Supplementary Materials
Supplemental Figure S1: Multi‐beat acquisition of RT3D images. The three left apical long‐axis views are visible along the left side of the figure. Each line (solid and dotted) in these views indicates the level corresponding to the short‐axis views. The top short‐axis views correspond to the most apical solid line, the middle short‐axis views to the middle dotted line, and the bottom short‐axis views to the most basilar solid line. The crescentic shape of the RV is evident in the short‐axis views, though the anterior aspect is obscured by lung artifact.
Data S1: Tables.
Video S1: Supplemental Video Measurement of RT3D volume using the 4D Auto RVQ module. First, a vertical axis was manually aligned through the center of the tricuspid valve and the RV apex. Next, the tricuspid annulus (free wall and septal aspects) and RV apex were manually marked on the long‐axis view, while the anterior, lateral, and posterior landmarks were identified on the short‐axis view.
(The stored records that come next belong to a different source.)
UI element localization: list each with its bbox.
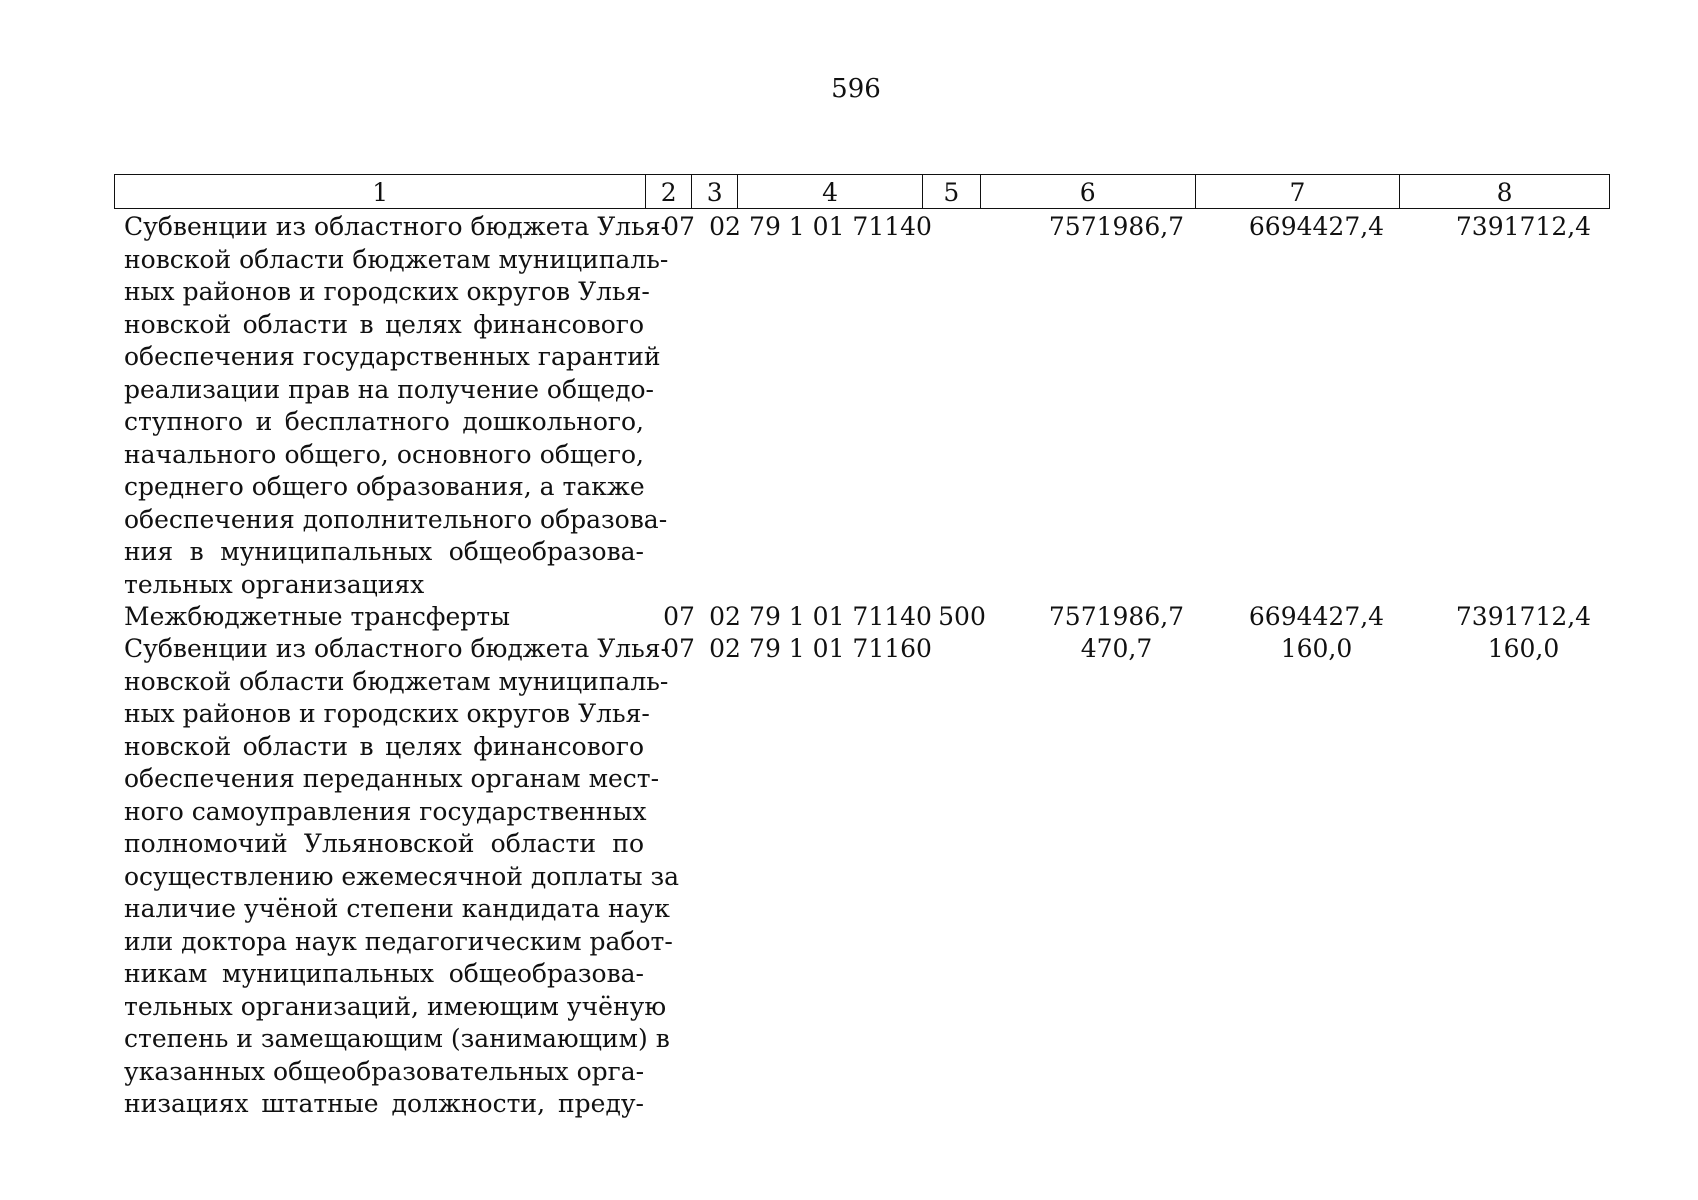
description-line: Межбюджетные трансферты — [124, 602, 511, 631]
header-col-7: 7 — [1196, 175, 1401, 208]
description-line: ступного и бесплатного дошкольного, — [124, 407, 644, 436]
cell-pr: 02 — [709, 212, 741, 241]
description-line: Субвенции из областного бюджета Улья- — [124, 634, 670, 663]
cell-value-8: 7391712,4 — [1455, 602, 1592, 631]
description-line: низациях штатные должности, преду- — [124, 1089, 644, 1118]
header-col-8: 8 — [1496, 178, 1513, 207]
cell-rz: 07 — [663, 212, 695, 241]
cell-value-7: 6694427,4 — [1248, 602, 1385, 631]
cell-value-6: 7571986,7 — [1048, 212, 1185, 241]
description-line: тельных организаций, имеющим учёную — [124, 991, 667, 1021]
description-line: реализации прав на получение общедо- — [124, 374, 654, 404]
description-line: обеспечения переданных органам мест- — [124, 764, 660, 793]
cell-rz: 07 — [663, 634, 695, 663]
cell-value-6: 470,7 — [1080, 634, 1153, 663]
description-line: тельных организациях — [124, 569, 425, 599]
description-line: обеспечения дополнительного образова- — [124, 504, 668, 534]
description-line: ного самоуправления государственных — [124, 796, 647, 826]
description-line: новской области в целях финансового — [124, 309, 644, 339]
cell-value-8: 160,0 — [1487, 634, 1560, 663]
description-line: новской области в целях финансового — [124, 731, 644, 761]
description-line: Субвенции из областного бюджета Улья- — [124, 212, 670, 241]
cell-pr: 02 — [709, 634, 741, 663]
cell-value-6: 7571986,7 — [1048, 602, 1185, 631]
row-description — [124, 601, 644, 634]
header-col-2: 2 — [646, 175, 692, 208]
cell-csr: 79 1 01 71160 — [749, 634, 932, 663]
description-line: ния в муниципальных общеобразова- — [124, 537, 644, 566]
description-line: новской области бюджетам муниципаль- — [124, 666, 669, 696]
cell-rz: 07 — [663, 602, 695, 631]
header-col-4: 4 — [738, 175, 923, 208]
table-header — [114, 174, 1610, 209]
description-line: наличие учёной степени кандидата наук — [124, 894, 670, 923]
header-col-6: 6 — [981, 175, 1196, 208]
description-line: обеспечения государственных гарантий — [124, 342, 661, 371]
header-col-5: 5 — [923, 175, 981, 208]
description-line: ных районов и городских округов Улья- — [124, 277, 650, 306]
cell-value-8: 7391712,4 — [1455, 212, 1592, 241]
header-col-1: 1 — [115, 175, 646, 208]
description-line: осуществлению ежемесячной доплаты за — [124, 861, 679, 891]
description-line: новской области бюджетам муниципаль- — [124, 244, 669, 274]
cell-pr: 02 — [709, 602, 741, 631]
cell-vr: 500 — [938, 602, 986, 631]
description-line: указанных общеобразовательных орга- — [124, 1056, 645, 1086]
cell-csr: 79 1 01 71140 — [749, 602, 932, 631]
cell-value-7: 160,0 — [1280, 634, 1353, 663]
description-line: среднего общего образования, а также — [124, 472, 645, 501]
description-line: никам муниципальных общеобразова- — [124, 959, 644, 988]
description-line: полномочий Ульяновской области по — [124, 829, 644, 858]
cell-value-7: 6694427,4 — [1248, 212, 1385, 241]
description-line: или доктора наук педагогическим работ- — [124, 926, 673, 956]
description-line: начального общего, основного общего, — [124, 439, 644, 469]
cell-csr: 79 1 01 71140 — [749, 212, 932, 241]
page-number: 596 — [831, 74, 881, 104]
description-line: ных районов и городских округов Улья- — [124, 699, 650, 728]
row-description — [124, 211, 670, 601]
header-col-3: 3 — [692, 175, 738, 208]
description-line: степень и замещающим (занимающим) в — [124, 1024, 670, 1053]
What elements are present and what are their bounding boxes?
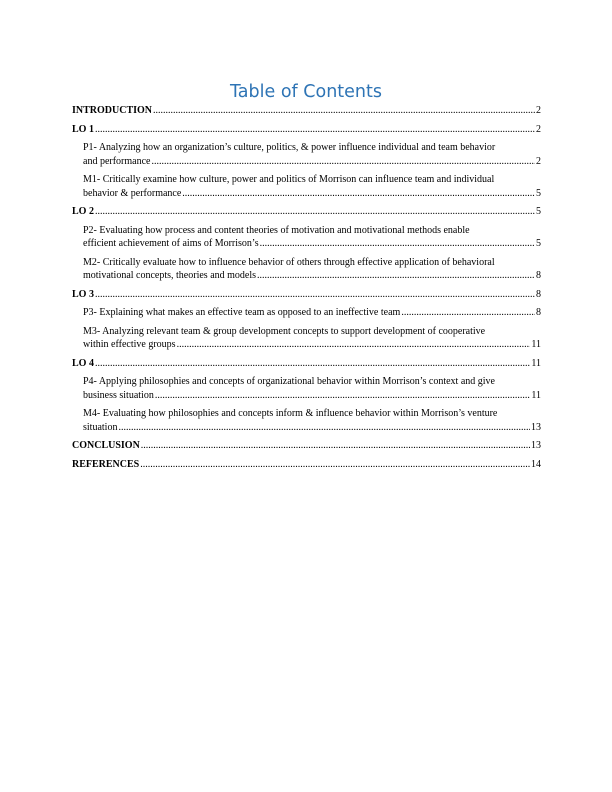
toc-entry-page-number: 5	[536, 187, 541, 199]
toc-entry-label: efficient achievement of aims of Morrison’s	[83, 238, 259, 249]
toc-entry-page-number: 13	[531, 440, 541, 451]
toc-entry[interactable]	[72, 123, 541, 137]
toc-entry-label: LO 4	[72, 357, 94, 369]
toc-entry-text-line: P4- Applying philosophies and concepts of organizational behavior within Morrison’s context and give	[83, 376, 495, 387]
dot-leader	[95, 288, 535, 302]
toc-entry-leader-line	[83, 421, 541, 435]
toc-entry-label: CONCLUSION	[72, 440, 140, 451]
toc-entry[interactable]	[72, 375, 541, 402]
toc-entry-leader-line	[72, 205, 541, 219]
toc-entry-text-line: M3- Analyzing relevant team & group development concepts to support development of cooperative	[83, 325, 486, 337]
dot-leader	[260, 237, 535, 251]
dot-leader	[155, 389, 531, 403]
toc-entry-label: situation	[83, 421, 118, 433]
toc-entry-leader-line	[72, 357, 541, 371]
toc-entry-page-number: 2	[536, 155, 541, 167]
toc-entry[interactable]	[72, 407, 541, 434]
toc-entry-page-number: 8	[536, 288, 541, 300]
toc-entry-text-line: M1- Critically examine how culture, power and politics of Morrison can influence team and individual	[83, 174, 495, 185]
toc-entry-label: LO 2	[72, 206, 94, 217]
toc-entry-label: INTRODUCTION	[72, 105, 153, 116]
dot-leader	[153, 104, 535, 118]
toc-entry-leader-line	[83, 389, 541, 403]
toc-entry-text-line: P1- Analyzing how an organization’s culture, politics, & power influence individual and team behavior	[83, 142, 496, 153]
toc-entry-page-number: 11	[531, 339, 541, 350]
dot-leader	[151, 155, 535, 169]
toc-entry-label: and performance	[83, 155, 151, 167]
toc-entry[interactable]	[72, 224, 541, 251]
toc-entry-text-line: M4- Evaluating how philosophies and concepts inform & influence behavior within Morrison’s venture	[83, 408, 498, 419]
toc-entry-label: REFERENCES	[72, 458, 140, 470]
toc-entry-leader-line	[72, 439, 541, 453]
dot-leader	[182, 187, 535, 201]
toc-entry[interactable]	[72, 173, 541, 200]
dot-leader	[257, 269, 535, 283]
toc-entry-leader-line	[72, 104, 541, 118]
toc-entry-page-number: 11	[531, 389, 541, 401]
toc-entry-page-number: 2	[536, 123, 541, 135]
toc-list	[72, 104, 541, 476]
toc-entry[interactable]	[72, 458, 541, 472]
dot-leader	[177, 338, 531, 352]
toc-entry-text-line: M2- Critically evaluate how to influence behavior of others through effective application of behavioral	[83, 256, 495, 268]
toc-entry[interactable]	[72, 205, 541, 219]
toc-entry-page-number: 13	[531, 421, 541, 433]
dot-leader	[118, 421, 530, 435]
toc-entry-leader-line	[83, 155, 541, 169]
toc-entry-leader-line	[72, 288, 541, 302]
toc-entry-page-number: 8	[536, 307, 541, 318]
toc-entry-page-number: 8	[536, 270, 541, 281]
toc-entry-leader-line	[83, 237, 541, 251]
toc-entry[interactable]	[72, 306, 541, 320]
toc-entry-leader-line	[72, 458, 541, 472]
dot-leader	[401, 306, 535, 320]
toc-entry-label: motivational concepts, theories and models	[83, 270, 257, 281]
toc-entry-page-number: 11	[531, 357, 541, 369]
toc-entry-label: business situation	[83, 389, 154, 401]
toc-entry-label: LO 1	[72, 123, 94, 135]
dot-leader	[140, 458, 530, 472]
toc-entry[interactable]	[72, 288, 541, 302]
toc-entry-leader-line	[83, 338, 541, 352]
toc-entry-page-number: 5	[536, 238, 541, 249]
dot-leader	[95, 357, 530, 371]
dot-leader	[141, 439, 530, 453]
dot-leader	[95, 205, 535, 219]
toc-entry[interactable]	[72, 104, 541, 118]
toc-entry[interactable]	[72, 256, 541, 283]
toc-entry-leader-line	[72, 123, 541, 137]
toc-entry[interactable]	[72, 325, 541, 352]
toc-entry-page-number: 5	[536, 206, 541, 217]
toc-entry-label: behavior & performance	[83, 187, 182, 199]
toc-entry-leader-line	[83, 269, 541, 283]
toc-entry-label: within effective groups	[83, 339, 176, 350]
toc-entry-page-number: 14	[531, 458, 541, 470]
toc-entry[interactable]	[72, 141, 541, 168]
toc-entry-label: LO 3	[72, 288, 94, 300]
toc-entry-label: P3- Explaining what makes an effective team as opposed to an ineffective team	[83, 307, 401, 318]
toc-entry-text-line: P2- Evaluating how process and content theories of motivation and motivational methods enable	[83, 224, 470, 236]
toc-title: Table of Contents	[230, 82, 382, 102]
toc-entry-page-number: 2	[536, 105, 541, 116]
toc-entry-leader-line	[83, 306, 541, 320]
dot-leader	[95, 123, 535, 137]
toc-entry[interactable]	[72, 357, 541, 371]
toc-entry[interactable]	[72, 439, 541, 453]
toc-entry-leader-line	[83, 187, 541, 201]
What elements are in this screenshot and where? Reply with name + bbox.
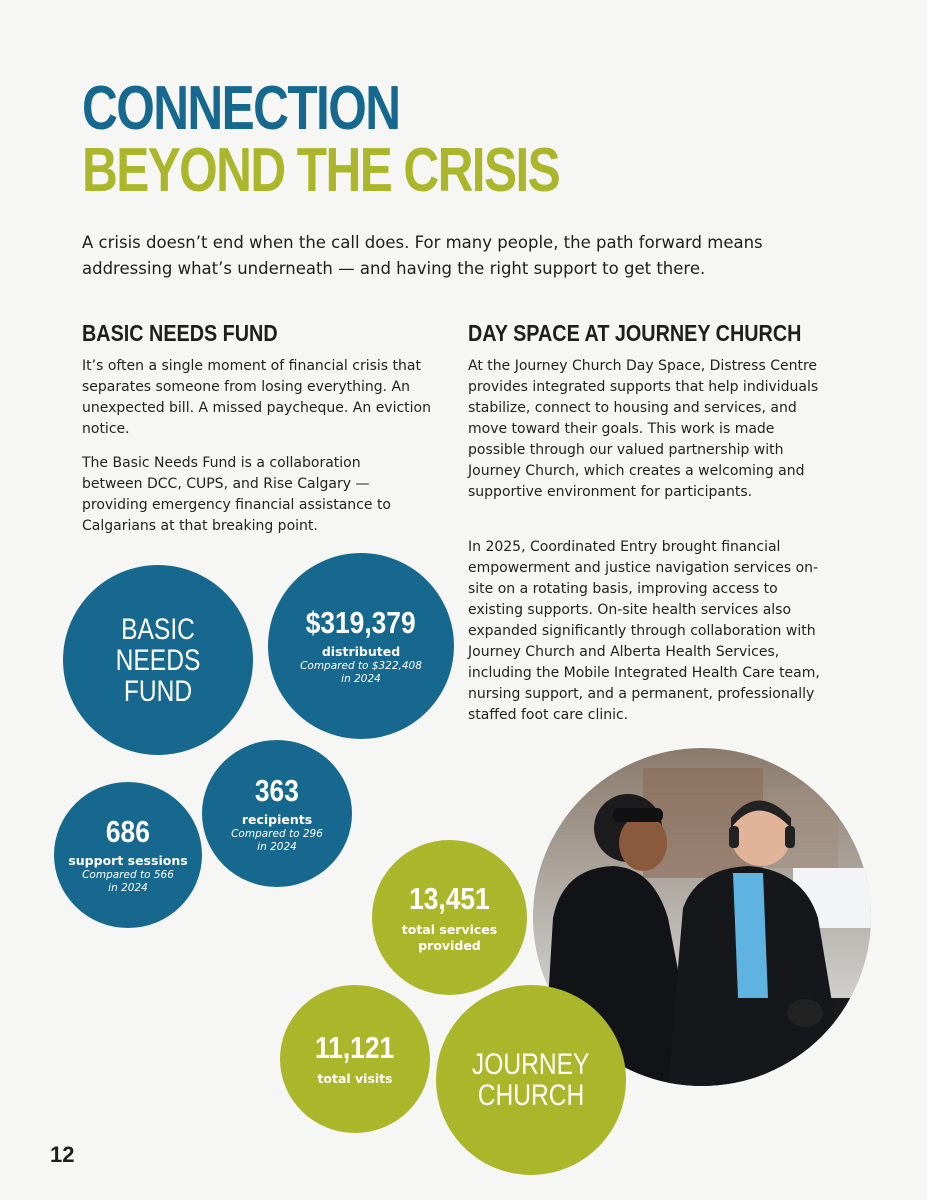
support-sessions-note-line-1: Compared to 566 xyxy=(82,869,174,881)
journey-church-circle-line-2: CHURCH xyxy=(477,1079,585,1112)
day-space-paragraph-1: At the Journey Church Day Space, Distress Centre provides integrated supports that help individuals stabilize, connect to housing and services, and move toward their goals. This work is made possible through our valued partnership with Journey Church, which creates a welcoming and supportive environment for participants. xyxy=(468,358,819,500)
recipients-note-line-1: Compared to 296 xyxy=(231,827,323,840)
recipients-note-line-2: in 2024 xyxy=(257,840,297,853)
basic-needs-fund-circle-line-1: BASIC xyxy=(121,612,195,646)
day-space-title: DAY SPACE AT JOURNEY CHURCH xyxy=(468,320,802,346)
support-sessions-stat-circle xyxy=(54,782,202,928)
page-headline xyxy=(82,74,560,205)
journey-church-circle xyxy=(436,985,626,1175)
basic-needs-paragraph-2: The Basic Needs Fund is a collaboration between DCC, CUPS, and Rise Calgary — providing emergency financial assistance to Calgarians at that breaking point. xyxy=(82,455,391,534)
journey-church-circle-line-1: JOURNEY xyxy=(472,1048,590,1081)
basic-needs-fund-circle xyxy=(63,565,253,755)
support-sessions-note-line-2: in 2024 xyxy=(108,882,148,894)
headline-line-2: BEYOND THE CRISIS xyxy=(82,136,560,205)
total-services-label-line-2: provided xyxy=(418,937,481,953)
day-space-paragraph-2: In 2025, Coordinated Entry brought financial empowerment and justice navigation services on-site on a rotating basis, improving access to existing supports. On-site health services also expanded significantly through collaboration with Journey Church and Alberta Health Services, including the Mobile Integrated Health Care team, nursing support, and a permanent, professionally staffed foot care clinic. xyxy=(468,539,820,723)
total-visits-stat-circle xyxy=(280,985,430,1133)
basic-needs-fund-circle-line-2: NEEDS FUND xyxy=(115,643,201,708)
recipients-value: 363 xyxy=(255,772,299,808)
distributed-note-line-1: Compared to $322,408 xyxy=(300,660,422,672)
distributed-note-line-2: in 2024 xyxy=(341,673,381,685)
support-sessions-label: support sessions xyxy=(68,853,188,868)
support-sessions-value: 686 xyxy=(106,814,150,849)
basic-needs-title: BASIC NEEDS FUND xyxy=(82,320,278,346)
headline-line-1: CONNECTION xyxy=(82,74,400,143)
total-services-label-line-1: total services xyxy=(401,921,498,937)
page-number: 12 xyxy=(50,1142,75,1167)
distributed-label: distributed xyxy=(321,644,401,659)
total-visits-label: total visits xyxy=(317,1071,393,1086)
distributed-value: $319,379 xyxy=(306,605,416,640)
total-services-stat-circle xyxy=(372,840,527,995)
distributed-stat-circle xyxy=(268,553,454,739)
total-visits-value: 11,121 xyxy=(315,1030,395,1065)
recipients-label: recipients xyxy=(241,811,313,827)
intro-text: A crisis doesn’t end when the call does. For many people, the path forward means addressing what’s underneath — and having the right support to get there. xyxy=(82,233,763,278)
recipients-stat-circle xyxy=(202,740,352,887)
total-services-value: 13,451 xyxy=(409,880,490,916)
basic-needs-paragraph-1: It’s often a single moment of financial crisis that separates someone from losing everything. An unexpected bill. A missed paycheque. An eviction notice. xyxy=(82,358,431,437)
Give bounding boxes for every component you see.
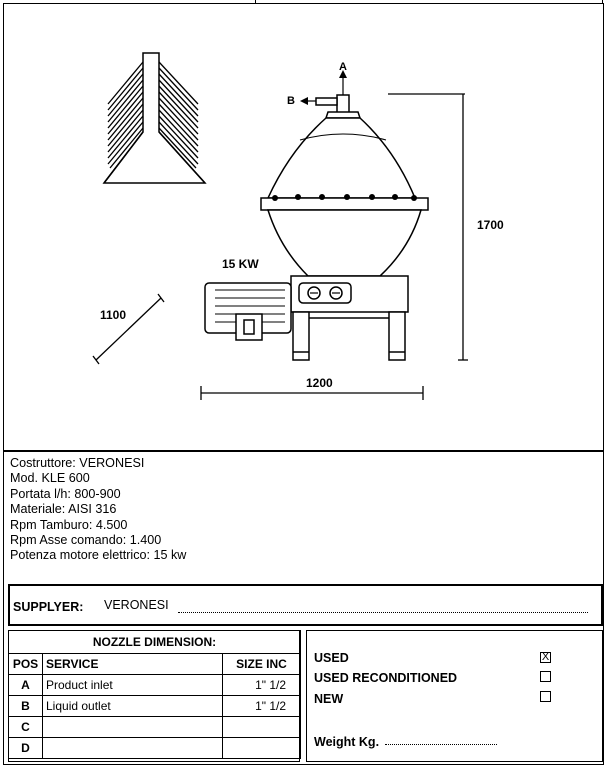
new-checkbox[interactable] bbox=[540, 691, 551, 702]
used-check-mark: X bbox=[541, 651, 550, 663]
row-pos: B bbox=[9, 696, 43, 717]
used-reconditioned-checkbox[interactable] bbox=[540, 671, 551, 682]
power-label: 15 KW bbox=[222, 257, 259, 271]
nozzle-table bbox=[8, 630, 301, 759]
row-service: Liquid outlet bbox=[43, 696, 223, 717]
spec-motor-power: Potenza motore elettrico: 15 kw bbox=[10, 548, 187, 563]
nozzle-header-row bbox=[9, 654, 301, 675]
row-size: 1" 1/2 bbox=[223, 675, 301, 696]
spec-model: Mod. KLE 600 bbox=[10, 471, 90, 486]
row-size: 1" 1/2 bbox=[223, 696, 301, 717]
nozzle-title: NOZZLE DIMENSION: bbox=[9, 631, 301, 654]
row-service bbox=[43, 738, 223, 759]
table-row bbox=[9, 717, 301, 738]
disc-stack-detail bbox=[104, 53, 205, 183]
width-dimension: 1200 bbox=[306, 376, 333, 390]
table-row bbox=[9, 696, 301, 717]
used-reconditioned-label: USED RECONDITIONED bbox=[314, 671, 458, 685]
spec-capacity: Portata l/h: 800-900 bbox=[10, 486, 121, 501]
row-pos: C bbox=[9, 717, 43, 738]
row-pos: D bbox=[9, 738, 43, 759]
supplier-box bbox=[8, 584, 603, 626]
supplier-label: SUPPLYER: bbox=[13, 600, 84, 614]
used-checkbox[interactable] bbox=[540, 652, 551, 663]
separator-body bbox=[205, 70, 428, 360]
depth-dimension: 1100 bbox=[100, 308, 127, 322]
row-size bbox=[223, 738, 301, 759]
supplier-value: VERONESI bbox=[104, 598, 169, 612]
height-dimension: 1700 bbox=[477, 218, 504, 232]
row-size bbox=[223, 717, 301, 738]
weight-dotted-line bbox=[385, 744, 497, 745]
label-a: A bbox=[339, 61, 347, 73]
table-row bbox=[9, 675, 301, 696]
weight-label: Weight Kg. bbox=[314, 735, 380, 749]
new-label: NEW bbox=[314, 692, 344, 706]
header-pos: POS bbox=[9, 654, 43, 675]
spec-divider bbox=[4, 450, 604, 452]
used-label: USED bbox=[314, 651, 349, 665]
table-row bbox=[9, 738, 301, 759]
header-size: SIZE INC bbox=[223, 654, 301, 675]
label-b: B bbox=[287, 95, 295, 107]
spec-material: Materiale: AISI 316 bbox=[10, 502, 117, 517]
spec-manufacturer: Costruttore: VERONESI bbox=[10, 456, 145, 470]
separator-drawing bbox=[4, 4, 604, 450]
specifications bbox=[10, 456, 186, 564]
row-pos: A bbox=[9, 675, 43, 696]
row-service bbox=[43, 717, 223, 738]
spec-shaft-rpm: Rpm Asse comando: 1.400 bbox=[10, 533, 162, 548]
row-service: Product inlet bbox=[43, 675, 223, 696]
header-service: SERVICE bbox=[43, 654, 223, 675]
spec-bowl-rpm: Rpm Tamburo: 4.500 bbox=[10, 517, 128, 532]
supplier-dotted-line bbox=[178, 612, 588, 613]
The software then generated an automated endocardial border trace, presented in a 3 × 3 multislice layout: the first column allowed navigation through the full cardiac cycle, the second displayed only end‐diastolic frames, and the third showed only end‐systolic frames. The multislice model was carefully reviewed in all planes to verify the accuracy of border detection, with manual refinement made where necessary. Finally, a time–volume curve was produced, along with calculated values for RV volume and functional parameters.